Unlike Nokia 5630 XpressMusic with its zippy 600 MHz processor, where zooming was very speedy, the result here is more comparable to devices like say, Nokia N85, which shares 5730's CPU.
The gallery has a very good picture tagging system. In addition to geotagging, which is automatically handled by the camera, you can add as many tags as you like to each photo and then use them as filters. There's also the option to organize photos in Albums.
Camera is good and that's just about it
The Nokia 5730 is equipped with a 3 megapixel camera with a maximum image resolution of 2048 x 1536 pixels. It sports an LED flash but no lens protection whatsoever. This means that the glass covering the lens is prone to finger smudges. Unlike the so called enhanced fixed focus of 5630 XpressMusic, 5730 has true autofocus.

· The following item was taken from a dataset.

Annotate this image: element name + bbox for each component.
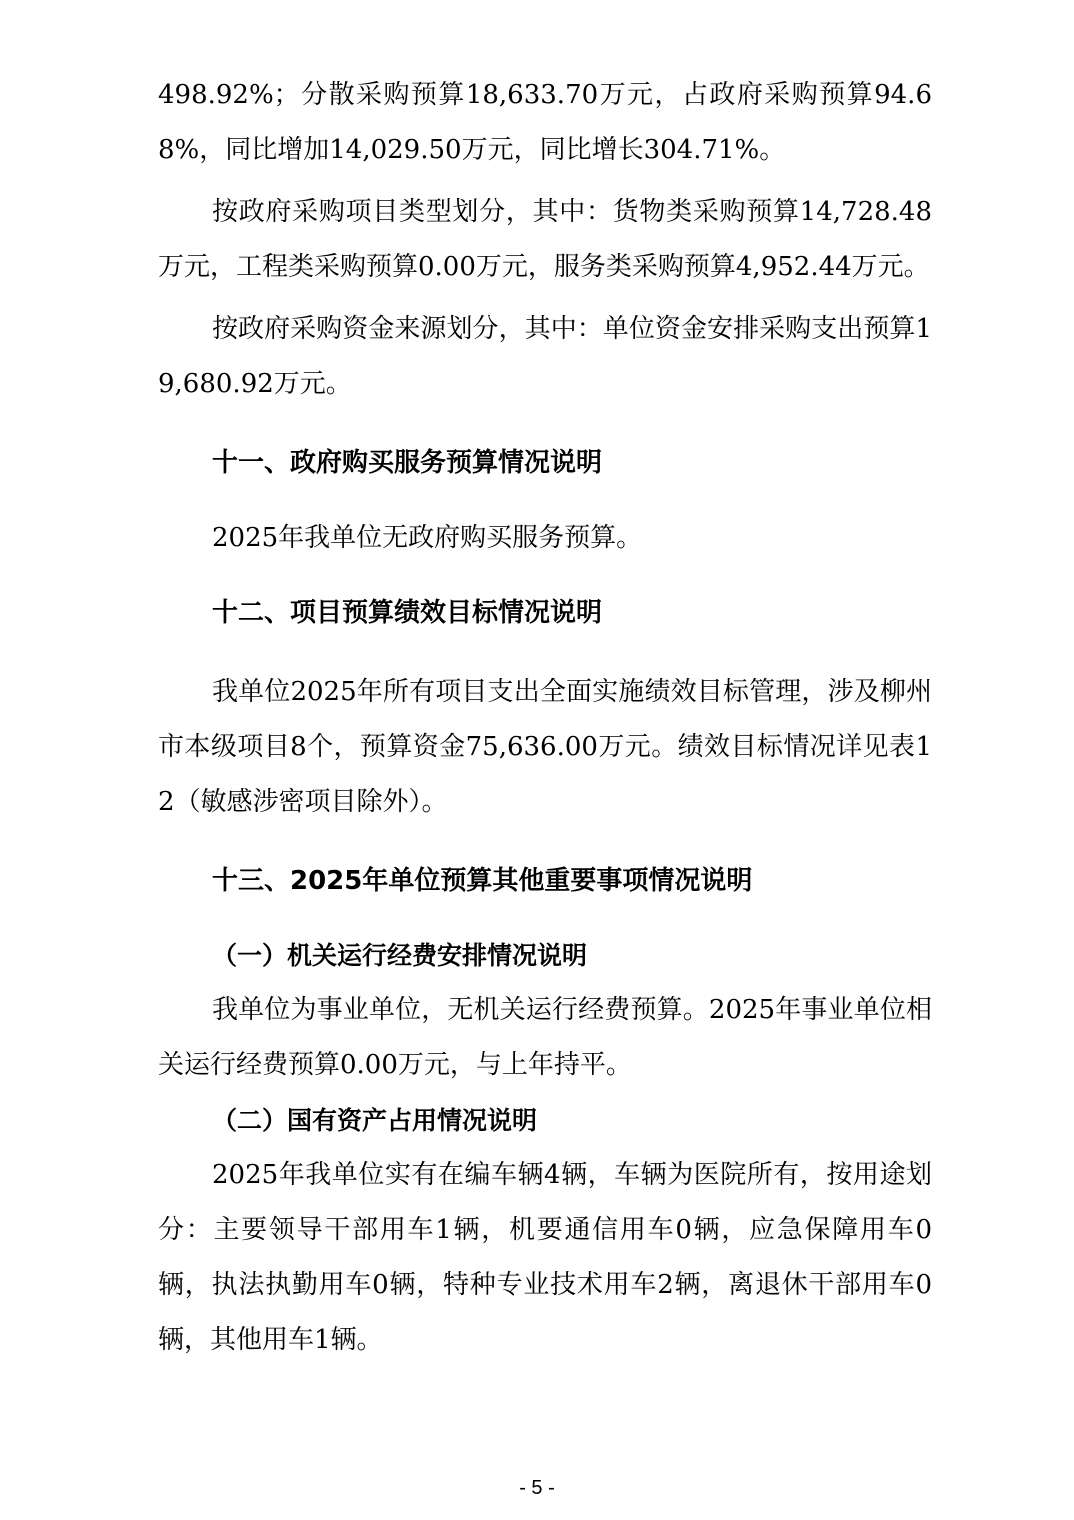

As far as settings go, the camera on 5730 XpressMusic is limited, although it offers several scene presets, one of which is user defined. It is also possible to change the flash or the sequence mode and set the self-timer. On the right side of the screen, there's a bar with shortcuts for some settings. You can add and remove shortcuts so you can have quick access to the settings you need.
Among the interesting features is the sequence (read "multi shot") which captures consecutive images one after another (6 images or - if you hold down the shutter key - until you release the key or the memory runs out). After that you can pick which images to keep.

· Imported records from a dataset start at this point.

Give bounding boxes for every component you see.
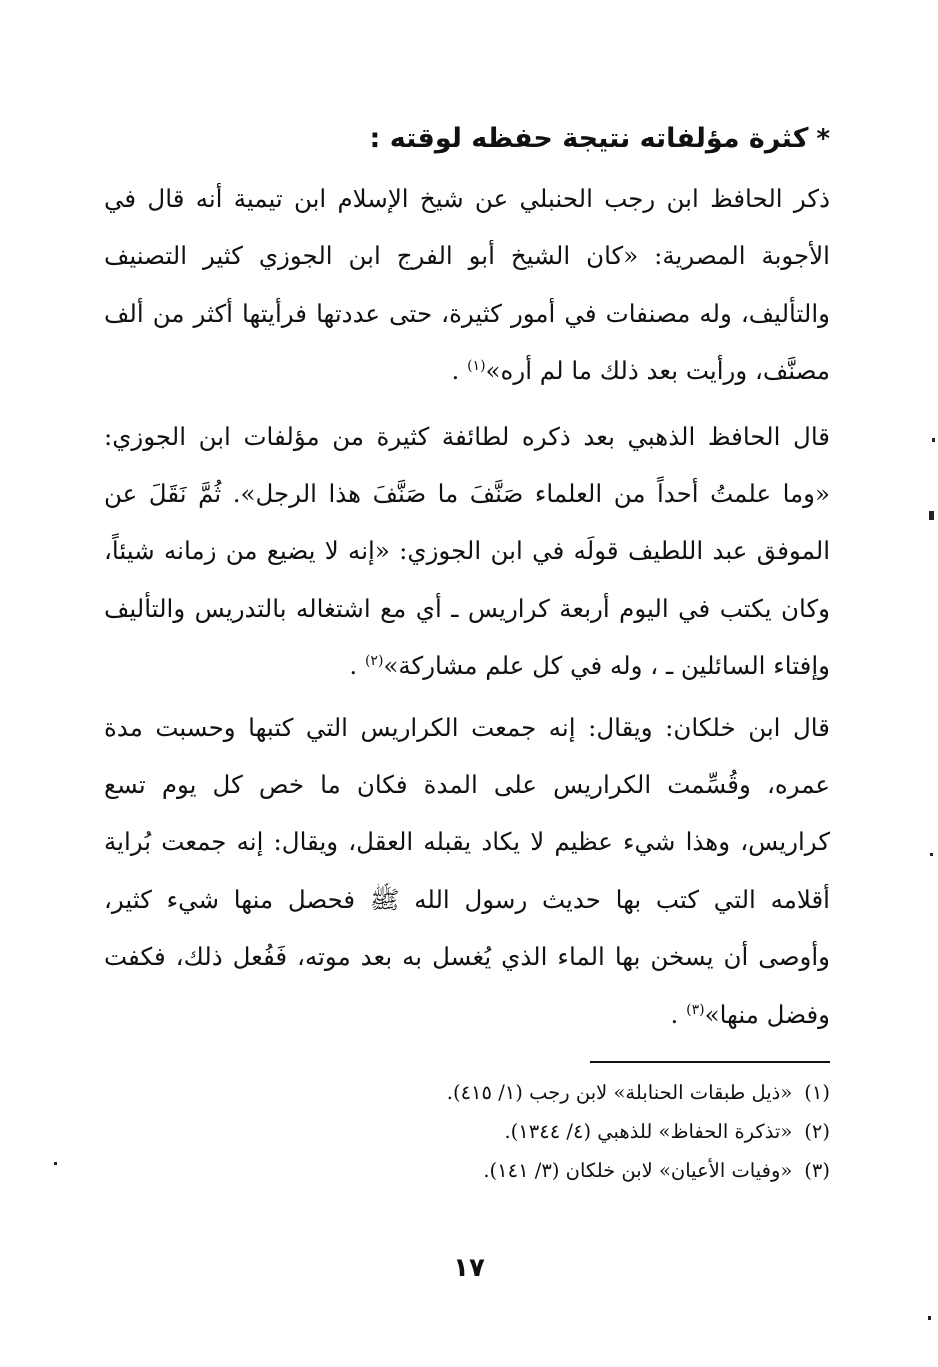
paragraph-end: . xyxy=(349,651,358,681)
paragraph-dhahabi xyxy=(104,408,830,695)
footnote-text: «ذيل طبقات الحنابلة» لابن رجب (١/ ٤١٥). xyxy=(446,1081,793,1105)
heading-bullet: * xyxy=(816,124,830,154)
footnote-ref-3: (٣) xyxy=(686,1001,705,1018)
paragraph-text: قال الحافظ الذهبي بعد ذكره لطائفة كثيرة من مؤلفات ابن الجوزي: «وما علمتُ أحداً من العلماء صَنَّفَ ما صَنَّفَ هذا الرجل». ثُمَّ نَقَلَ عن الموفق عبد اللطيف قولَه في ابن الجوزي: «إنه لا يضيع من زمانه شيئاً، وكان يكتب في اليوم أربعة كراريس ـ أي مع اشتغاله بالتدريس والتأليف وإفتاء السائلين ـ ، وله في كل علم مشاركة» xyxy=(104,421,830,681)
footnote-3 xyxy=(104,1151,830,1190)
footnote-ref-2: (٢) xyxy=(364,653,384,670)
scan-speck xyxy=(932,438,935,442)
paragraph-end: . xyxy=(670,999,679,1029)
footnote-1 xyxy=(104,1073,830,1112)
page-body xyxy=(104,108,830,1190)
footnote-number: (٢) xyxy=(804,1120,830,1144)
paragraph-end: . xyxy=(451,356,460,386)
scan-speck xyxy=(54,1162,57,1165)
heading-text: كثرة مؤلفاته نتيجة حفظه لوقته : xyxy=(369,123,809,154)
footnote-number: (١) xyxy=(804,1081,830,1105)
footnote-text: «تذكرة الحفاظ» للذهبي (٤/ ١٣٤٤). xyxy=(504,1120,793,1144)
scan-speck xyxy=(928,1316,931,1320)
footnotes xyxy=(104,1073,830,1190)
scan-speck xyxy=(930,853,933,856)
footnote-divider xyxy=(590,1061,830,1063)
footnote-ref-1: (١) xyxy=(467,358,486,375)
paragraph-text: ذكر الحافظ ابن رجب الحنبلي عن شيخ الإسلام ابن تيمية أنه قال في الأجوبة المصرية: «كان الشيخ أبو الفرج ابن الجوزي كثير التصنيف والتأليف، وله مصنفات في أمور كثيرة، حتى عددتها فرأيتها أكثر من ألف مصنَّف، ورأيت بعد ذلك ما لم أره» xyxy=(104,184,830,386)
paragraph-ibn-khallikan xyxy=(104,699,830,1043)
page-number: ١٧ xyxy=(453,1253,485,1283)
footnote-2 xyxy=(104,1112,830,1151)
footnote-number: (٣) xyxy=(804,1159,830,1183)
paragraph-text: قال ابن خلكان: ويقال: إنه جمعت الكراريس التي كتبها وحسبت مدة عمره، وقُسِّمت الكراريس على المدة فكان ما خص كل يوم تسع كراريس، وهذا شيء عظيم لا يكاد يقبله العقل، ويقال: إنه جمعت بُراية أقلامه التي كتب بها حديث رسول الله ﷺ فحصل منها شيء كثير، وأوصى أن يسخن بها الماء الذي يُغسل به بعد موته، فَفُعل ذلك، فكفت وفضل منها» xyxy=(104,712,830,1029)
footnote-text: «وفيات الأعيان» لابن خلكان (٣/ ١٤١). xyxy=(483,1159,793,1183)
scan-speck xyxy=(929,511,934,520)
section-heading xyxy=(104,108,830,170)
paragraph-ibn-rajab xyxy=(104,170,830,400)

There's also an option to capture consecutive images separated by a predefined interval (from 10 seconds to 30 minutes).
The image quality is good overall, with decent levels of detail for a 3MP shooter. There's little noise in well lit areas and the contrast is good. The color rendering is accurate; however the sharpening algorithm gets overzealous, which results in artifacts.

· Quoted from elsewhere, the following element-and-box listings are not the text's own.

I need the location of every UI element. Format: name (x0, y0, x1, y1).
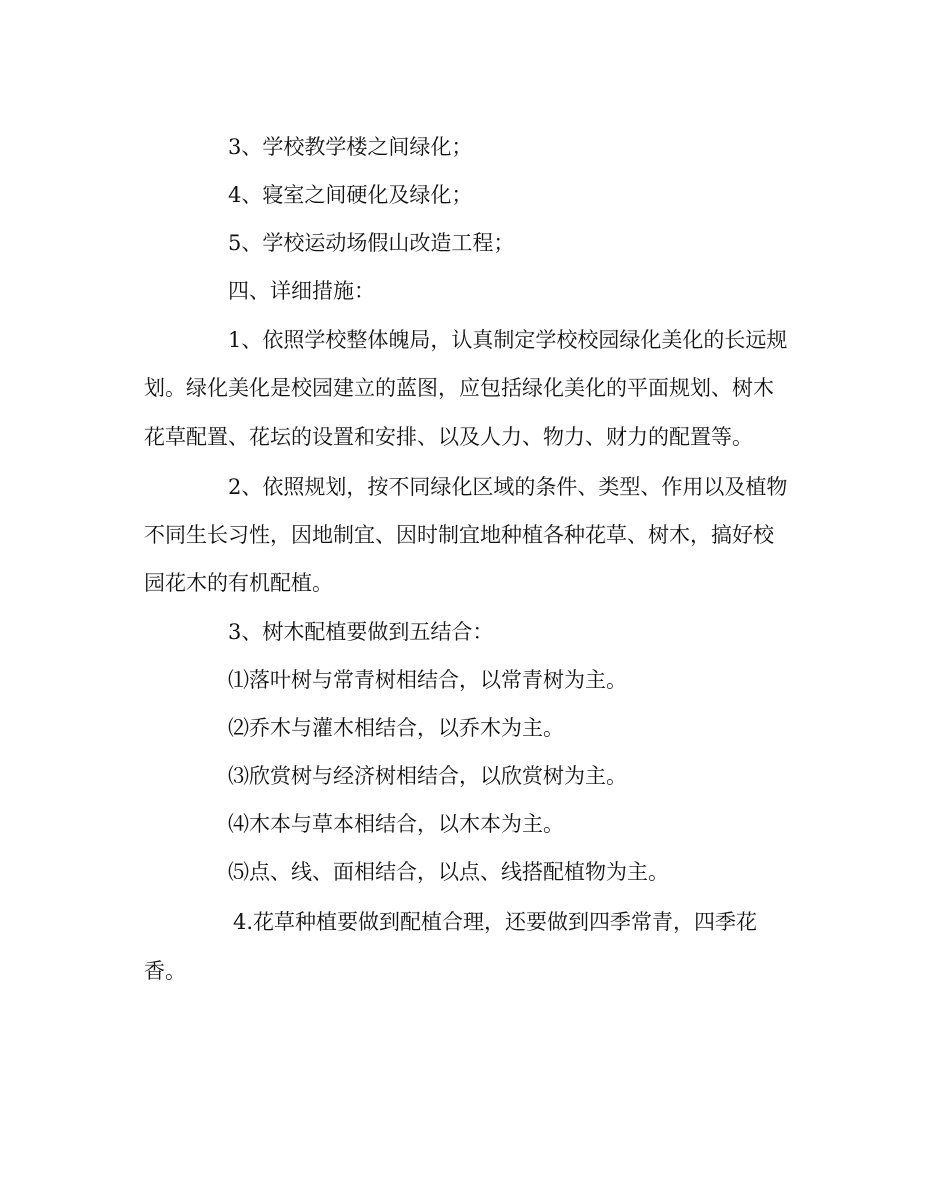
paragraph-3-heading: 3、树木配植要做到五结合： (228, 620, 494, 644)
paragraph-1-line-1: 1、依照学校整体魄局，认真制定学校校园绿化美化的长远规 (228, 328, 788, 352)
paragraph-1-line-3: 花草配置、花坛的设置和安排、以及人力、物力、财力的配置等。 (144, 425, 753, 449)
sub-item-5: ⑸点、线、面相结合，以点、线搭配植物为主。 (228, 860, 669, 884)
sub-item-4: ⑷木本与草本相结合，以木本为主。 (228, 812, 564, 836)
sub-item-1: ⑴落叶树与常青树相结合，以常青树为主。 (228, 668, 627, 692)
list-item-5: 5、学校运动场假山改造工程； (228, 231, 515, 255)
paragraph-2-line-1: 2、依照规划，按不同绿化区域的条件、类型、作用以及植物 (228, 475, 788, 499)
sub-item-3: ⑶欣赏树与经济树相结合，以欣赏树为主。 (228, 764, 627, 788)
paragraph-4-line-1: 4.花草种植要做到配植合理，还要做到四季常青，四季花 (233, 910, 758, 934)
paragraph-1-line-2: 划。绿化美化是校园建立的蓝图，应包括绿化美化的平面规划、树木 (144, 376, 774, 400)
sub-item-2: ⑵乔木与灌木相结合，以乔木为主。 (228, 716, 564, 740)
paragraph-4-line-2: 香。 (144, 959, 186, 983)
paragraph-2-line-2: 不同生长习性，因地制宜、因时制宜地种植各种花草、树木，搞好校 (144, 523, 774, 547)
list-item-3: 3、学校教学楼之间绿化； (228, 135, 473, 159)
paragraph-2-line-3: 园花木的有机配植。 (144, 571, 333, 595)
section-heading: 四、详细措施： (228, 279, 375, 303)
list-item-4: 4、寝室之间硬化及绿化； (228, 183, 473, 207)
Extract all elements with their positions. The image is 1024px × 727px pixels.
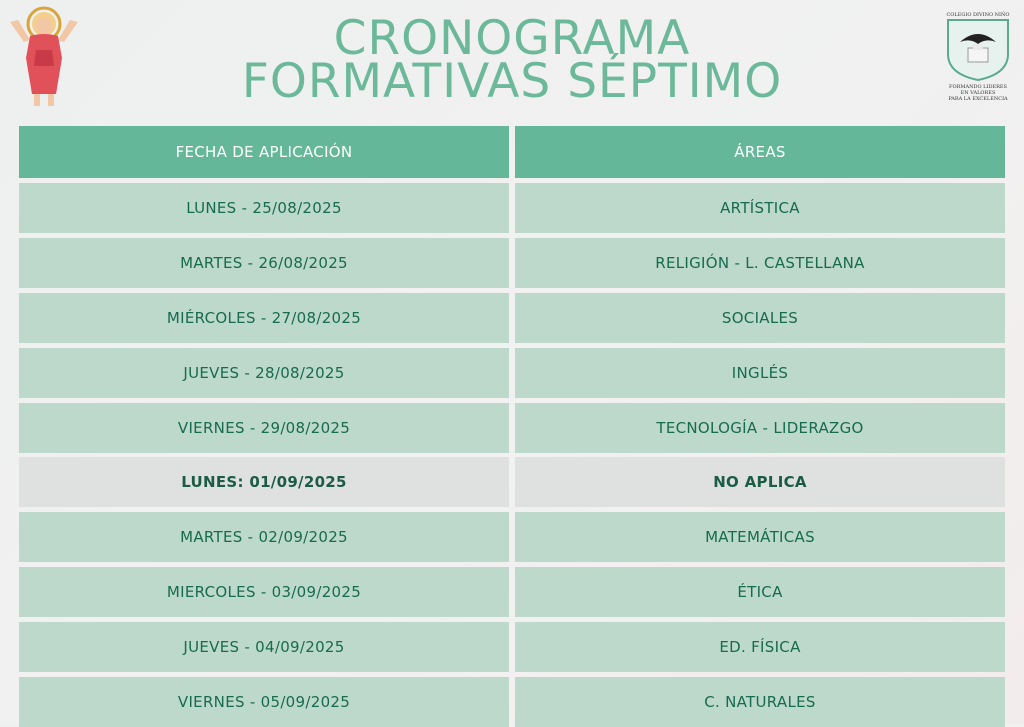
table-row [19,238,1005,288]
date-cell: VIERNES - 05/09/2025 [19,677,509,727]
table-row [19,183,1005,233]
date-cell: MARTES - 02/09/2025 [19,512,509,562]
date-cell: MARTES - 26/08/2025 [19,238,509,288]
table-row [19,567,1005,617]
date-cell: MIÉRCOLES - 27/08/2025 [19,293,509,343]
page-title-line-2: FORMATIVAS SÉPTIMO [241,54,783,109]
date-cell: VIERNES - 29/08/2025 [19,403,509,453]
table-row [19,348,1005,398]
table-row [19,622,1005,672]
table-header-row [19,126,1005,176]
divino-nino-image [6,6,82,114]
table-row [19,403,1005,453]
page-title-line-1: CRONOGRAMA [333,11,691,66]
table-row [19,677,1005,727]
area-cell: NO APLICA [515,457,1005,507]
table-row [19,293,1005,343]
date-cell: LUNES - 25/08/2025 [19,183,509,233]
area-cell: INGLÉS [515,348,1005,398]
area-cell: ED. FÍSICA [515,622,1005,672]
table-row [19,512,1005,562]
date-cell: MIERCOLES - 03/09/2025 [19,567,509,617]
area-cell: ÉTICA [515,567,1005,617]
date-cell: JUEVES - 28/08/2025 [19,348,509,398]
area-cell: TECNOLOGÍA - LIDERAZGO [515,403,1005,453]
svg-text:PARA LA EXCELENCIA: PARA LA EXCELENCIA [948,96,1008,102]
svg-text:FORMANDO LIDERES: FORMANDO LIDERES [949,84,1007,90]
school-crest-logo [938,8,1018,104]
area-cell: ARTÍSTICA [515,183,1005,233]
area-cell: SOCIALES [515,293,1005,343]
header-areas: ÁREAS [515,126,1005,178]
area-cell: RELIGIÓN - L. CASTELLANA [515,238,1005,288]
area-cell: C. NATURALES [515,677,1005,727]
date-cell: JUEVES - 04/09/2025 [19,622,509,672]
area-cell: MATEMÁTICAS [515,512,1005,562]
date-cell: LUNES: 01/09/2025 [19,457,509,507]
svg-text:EN VALORES: EN VALORES [960,90,996,96]
header-fecha: FECHA DE APLICACIÓN [19,126,509,178]
table-row-no-aplica [19,457,1005,507]
svg-text:COLEGIO DIVINO NIÑO: COLEGIO DIVINO NIÑO [946,12,1010,18]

As for video recording, the Nokia 5730 XM camera shoots in VGA resolution at 30 fps captured in MPEG-4 format. This seems to cause quite a controversy as some Nokia specs pages claim VGA@15fps. But trust us, the 5730 shoots in VGA@30fpas and you can check out a video sample, if you wish.>
Although this is a decent achievement, the quality is rather poor actually much like it is on the Nokia 5540 XpressMusic, which also turned out equipped with VGA@30fps video recording.
Finally it comes the time for our studio resolution chart. This is a standard ISO12233 chart used for evaluating the synthetic resolution of digital cameras. It is an excellent tool for measuring pure horizontal and vertical resolution and also offers a good reference point for comparison of resolution between cameras. You can check out what that test is all about here.
Here's a comparison of the camera on the 5730 XpressMusic and the one on the iPhone 3GS. They perform about equally, as might be expected (both are 3MP autofocus snappers). The iPhone 3GS has a really small edge in resolved resolution. The noise suppression algorithm on the Nokia is too aggressive, resulting in perhaps cleaner but more processed-looking photos.